Il libro si apre fin da subito con una evocazione di numi tutelari. L’introduzione è di Ai Wei Wei (più pop e più occidentale di così…), la prefazione è nientepopodimeno che dell’ultimo governatore britannico, la prima parte del libro ha in epigrafe San Paolo. In un colpo solo Wong ci dice: sono dentro al vostro immaginario, ho un po’ di nostalgia per la vostra dominazione coloniale, e sono cristiano. Il partito che ha fondato insieme ad altri, e che non è certo il più importante nel campo democratico (non c’è una controprova recente, perché alle ultime elezioni a Demosisto è stata impedita la partecipazione), forma il suo nome con due lemmi di origine greca e latina: e Hong Kong che ci azzecca? Tutto fa parte di una strategia di immagine che lo ha portato, unico tra i molti leader a Hong Kong, in molti paesi di occidente (ricorderete il messaggio al nostro parlamento), a accreditarsi come il rappresentante di quelle istanze di democrazia. Mi infastidisce poi il tono della sua narrazione, un io narrante quasi fosse davvero un ragazzino un po’ incosciente, ingenuo e naïf, quando invece si riconosce un’attenzione certosina a costruire il personaggio, in piena ascesa.

 

La sua breve esperienza del carcere, raccontata tramite pagine di diario, è intimista e passionale, e noi che la sua faccia da topolino l’abbiamo vista tanto in giro (è lui stesso che enumera le copertine delle riviste internazionali sui quali è comparso, e il documentario prodotto da Netflix, con il solito Io, Io, Io, salvo poi ricordarci con untuosità veltroniana che a lui piace stare lontano dai riflettori…), siamo indotti a commuoverci della sua verve. Il libro è chiaramente costruito con sapienza dal suo coautore, uno stimato giornalista e commentatore hongkonghese, Joseph Ng, che in realtà ha scritto di suo libri (mai tradotti in italiano) di gran lunga più interessanti. L’autore noto in occidente è invece lui, Joshua: vuol dire che siamo noi in occidente troppo più inclini a cercare l’icona pop, la faccia, la semplificazione dentro la personalità di un uomo solo? Sì, siamo noi lettori occidentali l’origine dell’inganno.

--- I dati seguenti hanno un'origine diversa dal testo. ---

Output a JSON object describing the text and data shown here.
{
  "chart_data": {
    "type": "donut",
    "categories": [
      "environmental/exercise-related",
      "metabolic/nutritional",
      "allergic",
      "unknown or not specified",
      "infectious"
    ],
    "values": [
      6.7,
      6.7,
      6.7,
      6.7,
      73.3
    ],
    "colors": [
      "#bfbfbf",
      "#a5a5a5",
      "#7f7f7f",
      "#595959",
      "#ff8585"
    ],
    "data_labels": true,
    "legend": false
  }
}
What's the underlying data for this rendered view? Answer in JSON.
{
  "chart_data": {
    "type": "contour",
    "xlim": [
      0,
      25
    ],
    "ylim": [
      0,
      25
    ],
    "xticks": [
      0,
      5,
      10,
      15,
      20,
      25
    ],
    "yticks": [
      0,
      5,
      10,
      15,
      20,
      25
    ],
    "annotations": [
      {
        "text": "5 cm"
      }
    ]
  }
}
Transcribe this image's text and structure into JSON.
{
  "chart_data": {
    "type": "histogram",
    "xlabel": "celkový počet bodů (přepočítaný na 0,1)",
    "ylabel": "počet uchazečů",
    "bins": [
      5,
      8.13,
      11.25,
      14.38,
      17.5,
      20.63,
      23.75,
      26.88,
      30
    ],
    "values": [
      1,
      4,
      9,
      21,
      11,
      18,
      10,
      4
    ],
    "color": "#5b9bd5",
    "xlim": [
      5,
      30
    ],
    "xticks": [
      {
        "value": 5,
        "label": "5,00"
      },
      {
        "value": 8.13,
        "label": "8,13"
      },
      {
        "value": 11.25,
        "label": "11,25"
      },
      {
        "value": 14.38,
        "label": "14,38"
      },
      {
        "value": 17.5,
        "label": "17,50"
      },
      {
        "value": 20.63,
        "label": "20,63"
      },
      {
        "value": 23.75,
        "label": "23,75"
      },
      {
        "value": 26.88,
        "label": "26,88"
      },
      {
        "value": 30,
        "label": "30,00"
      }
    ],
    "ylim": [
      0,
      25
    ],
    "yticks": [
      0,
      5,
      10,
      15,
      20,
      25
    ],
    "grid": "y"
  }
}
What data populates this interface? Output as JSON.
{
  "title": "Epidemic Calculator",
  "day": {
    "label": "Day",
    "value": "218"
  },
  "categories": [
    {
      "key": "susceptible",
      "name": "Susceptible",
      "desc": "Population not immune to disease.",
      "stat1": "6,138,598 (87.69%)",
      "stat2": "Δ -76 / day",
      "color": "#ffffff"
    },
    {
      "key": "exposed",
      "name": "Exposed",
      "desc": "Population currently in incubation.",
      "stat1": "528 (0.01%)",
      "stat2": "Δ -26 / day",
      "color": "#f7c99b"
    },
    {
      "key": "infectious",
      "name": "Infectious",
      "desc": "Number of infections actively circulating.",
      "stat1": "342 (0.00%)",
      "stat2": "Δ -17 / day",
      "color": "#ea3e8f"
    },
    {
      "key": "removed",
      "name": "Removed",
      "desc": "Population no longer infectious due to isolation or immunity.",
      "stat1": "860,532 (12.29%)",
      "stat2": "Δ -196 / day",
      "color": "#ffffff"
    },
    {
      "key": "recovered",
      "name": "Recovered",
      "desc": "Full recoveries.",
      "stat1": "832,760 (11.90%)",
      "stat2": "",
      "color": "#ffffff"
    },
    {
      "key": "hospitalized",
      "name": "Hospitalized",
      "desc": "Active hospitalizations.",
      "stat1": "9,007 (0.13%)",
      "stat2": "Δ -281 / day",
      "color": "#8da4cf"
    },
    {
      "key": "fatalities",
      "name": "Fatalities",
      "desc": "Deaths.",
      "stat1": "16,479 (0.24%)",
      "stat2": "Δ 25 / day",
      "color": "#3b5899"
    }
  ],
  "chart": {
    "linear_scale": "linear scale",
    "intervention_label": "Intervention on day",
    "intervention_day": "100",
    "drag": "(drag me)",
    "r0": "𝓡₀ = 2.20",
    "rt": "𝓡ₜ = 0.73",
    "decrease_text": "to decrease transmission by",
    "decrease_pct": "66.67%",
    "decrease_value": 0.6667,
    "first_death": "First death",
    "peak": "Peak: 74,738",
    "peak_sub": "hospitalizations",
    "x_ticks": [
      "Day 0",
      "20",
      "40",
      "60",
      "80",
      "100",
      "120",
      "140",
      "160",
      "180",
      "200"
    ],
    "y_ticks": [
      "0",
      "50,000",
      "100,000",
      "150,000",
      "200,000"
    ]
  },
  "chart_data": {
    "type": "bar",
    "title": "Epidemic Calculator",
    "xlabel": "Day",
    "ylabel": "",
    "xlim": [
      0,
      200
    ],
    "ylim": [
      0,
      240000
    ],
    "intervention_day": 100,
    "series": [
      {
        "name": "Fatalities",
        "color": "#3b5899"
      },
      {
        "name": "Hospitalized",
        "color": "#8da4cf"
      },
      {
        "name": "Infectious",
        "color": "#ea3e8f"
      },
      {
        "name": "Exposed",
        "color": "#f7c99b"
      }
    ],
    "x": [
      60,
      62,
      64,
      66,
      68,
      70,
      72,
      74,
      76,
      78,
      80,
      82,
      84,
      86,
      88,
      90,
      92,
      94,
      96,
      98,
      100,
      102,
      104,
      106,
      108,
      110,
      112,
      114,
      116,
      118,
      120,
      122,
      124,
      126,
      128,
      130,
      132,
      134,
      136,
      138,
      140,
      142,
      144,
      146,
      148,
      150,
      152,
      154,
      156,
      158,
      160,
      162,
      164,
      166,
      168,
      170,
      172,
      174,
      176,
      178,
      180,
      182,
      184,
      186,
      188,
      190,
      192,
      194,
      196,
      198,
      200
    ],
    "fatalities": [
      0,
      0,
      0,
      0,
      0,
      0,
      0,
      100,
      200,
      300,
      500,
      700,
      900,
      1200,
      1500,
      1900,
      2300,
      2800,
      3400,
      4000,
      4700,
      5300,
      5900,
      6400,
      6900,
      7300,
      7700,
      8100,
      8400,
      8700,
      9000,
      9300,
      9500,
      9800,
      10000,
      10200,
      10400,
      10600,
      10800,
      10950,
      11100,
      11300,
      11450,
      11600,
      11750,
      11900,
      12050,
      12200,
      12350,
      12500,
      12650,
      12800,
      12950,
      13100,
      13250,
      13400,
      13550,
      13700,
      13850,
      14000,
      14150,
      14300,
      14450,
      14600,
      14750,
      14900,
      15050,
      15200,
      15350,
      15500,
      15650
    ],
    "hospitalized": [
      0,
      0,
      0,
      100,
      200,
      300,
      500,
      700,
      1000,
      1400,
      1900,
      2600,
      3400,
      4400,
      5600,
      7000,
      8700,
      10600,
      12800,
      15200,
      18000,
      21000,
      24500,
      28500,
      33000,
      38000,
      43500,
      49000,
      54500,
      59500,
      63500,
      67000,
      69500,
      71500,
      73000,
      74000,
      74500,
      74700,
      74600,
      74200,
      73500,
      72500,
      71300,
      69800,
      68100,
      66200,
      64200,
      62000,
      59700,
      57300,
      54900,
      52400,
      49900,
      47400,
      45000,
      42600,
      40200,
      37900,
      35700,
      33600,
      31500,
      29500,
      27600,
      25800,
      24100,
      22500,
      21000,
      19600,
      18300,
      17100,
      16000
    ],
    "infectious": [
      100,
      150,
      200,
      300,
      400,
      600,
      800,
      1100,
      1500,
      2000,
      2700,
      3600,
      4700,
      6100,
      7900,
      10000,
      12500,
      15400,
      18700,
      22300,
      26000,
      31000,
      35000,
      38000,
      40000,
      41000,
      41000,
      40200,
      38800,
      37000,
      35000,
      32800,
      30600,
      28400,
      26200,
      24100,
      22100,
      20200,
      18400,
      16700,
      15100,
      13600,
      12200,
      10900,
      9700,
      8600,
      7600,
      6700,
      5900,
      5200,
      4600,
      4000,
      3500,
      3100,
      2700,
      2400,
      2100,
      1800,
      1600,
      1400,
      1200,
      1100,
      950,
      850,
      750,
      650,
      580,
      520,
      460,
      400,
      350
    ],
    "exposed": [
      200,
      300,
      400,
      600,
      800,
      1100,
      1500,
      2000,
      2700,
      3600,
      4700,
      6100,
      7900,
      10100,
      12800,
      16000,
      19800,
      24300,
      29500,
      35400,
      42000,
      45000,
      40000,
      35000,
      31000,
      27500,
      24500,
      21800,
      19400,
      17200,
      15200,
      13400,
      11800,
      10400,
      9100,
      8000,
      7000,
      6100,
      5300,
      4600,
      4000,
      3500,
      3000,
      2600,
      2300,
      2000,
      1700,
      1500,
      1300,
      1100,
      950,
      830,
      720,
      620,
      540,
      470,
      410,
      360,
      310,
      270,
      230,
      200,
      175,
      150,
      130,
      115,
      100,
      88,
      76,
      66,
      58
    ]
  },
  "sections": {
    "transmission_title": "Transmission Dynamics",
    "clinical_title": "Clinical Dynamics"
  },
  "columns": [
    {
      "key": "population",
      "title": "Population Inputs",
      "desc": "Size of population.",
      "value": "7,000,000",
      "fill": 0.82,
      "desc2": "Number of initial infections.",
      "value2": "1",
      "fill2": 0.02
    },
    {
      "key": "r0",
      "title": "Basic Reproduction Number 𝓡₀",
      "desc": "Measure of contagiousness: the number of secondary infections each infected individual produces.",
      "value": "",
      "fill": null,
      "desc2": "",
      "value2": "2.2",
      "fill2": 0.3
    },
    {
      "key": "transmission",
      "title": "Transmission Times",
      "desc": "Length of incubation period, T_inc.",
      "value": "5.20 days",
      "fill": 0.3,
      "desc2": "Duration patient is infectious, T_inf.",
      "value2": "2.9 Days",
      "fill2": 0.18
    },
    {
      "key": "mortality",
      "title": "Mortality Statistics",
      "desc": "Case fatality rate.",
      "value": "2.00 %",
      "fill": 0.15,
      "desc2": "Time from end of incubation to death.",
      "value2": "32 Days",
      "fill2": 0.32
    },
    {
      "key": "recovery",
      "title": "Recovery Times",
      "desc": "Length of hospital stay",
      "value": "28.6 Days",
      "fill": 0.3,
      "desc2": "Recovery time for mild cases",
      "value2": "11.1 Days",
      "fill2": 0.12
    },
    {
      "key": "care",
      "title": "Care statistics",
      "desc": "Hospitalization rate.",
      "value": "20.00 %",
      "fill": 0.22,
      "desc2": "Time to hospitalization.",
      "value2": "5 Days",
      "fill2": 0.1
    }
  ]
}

Eppure resta, questo libro, una lettura di grande interesse, perché ne vien fuori tutto quel che di bello ha da mostrare al mondo oggi Hong Kong con la sua rivolta, ora solo sospesa in attesa della definitiva sconfitta del virus. Ad esempio quando Wong ‘spariglia’ le ingannevoli letture centrate sull’opposizione comunismo/capitalismo, e parlando di altri movimenti nel mondo che eleva a suoi modelli affianca Cile e Iran, Libano e Greta ThunbergO quando ricorda la sua prima esperienza di attivismo politico nelle lotte contro l’inserimento nei programmi scolastici delle ore di “Educazione morale e nazionale”, un classico per le dittature di tutto il mondo. Insomma, una lettura buona per continuare a tenere d’occhio uno dei luoghi che segneranno la storia del mondo nei prossimi decenni.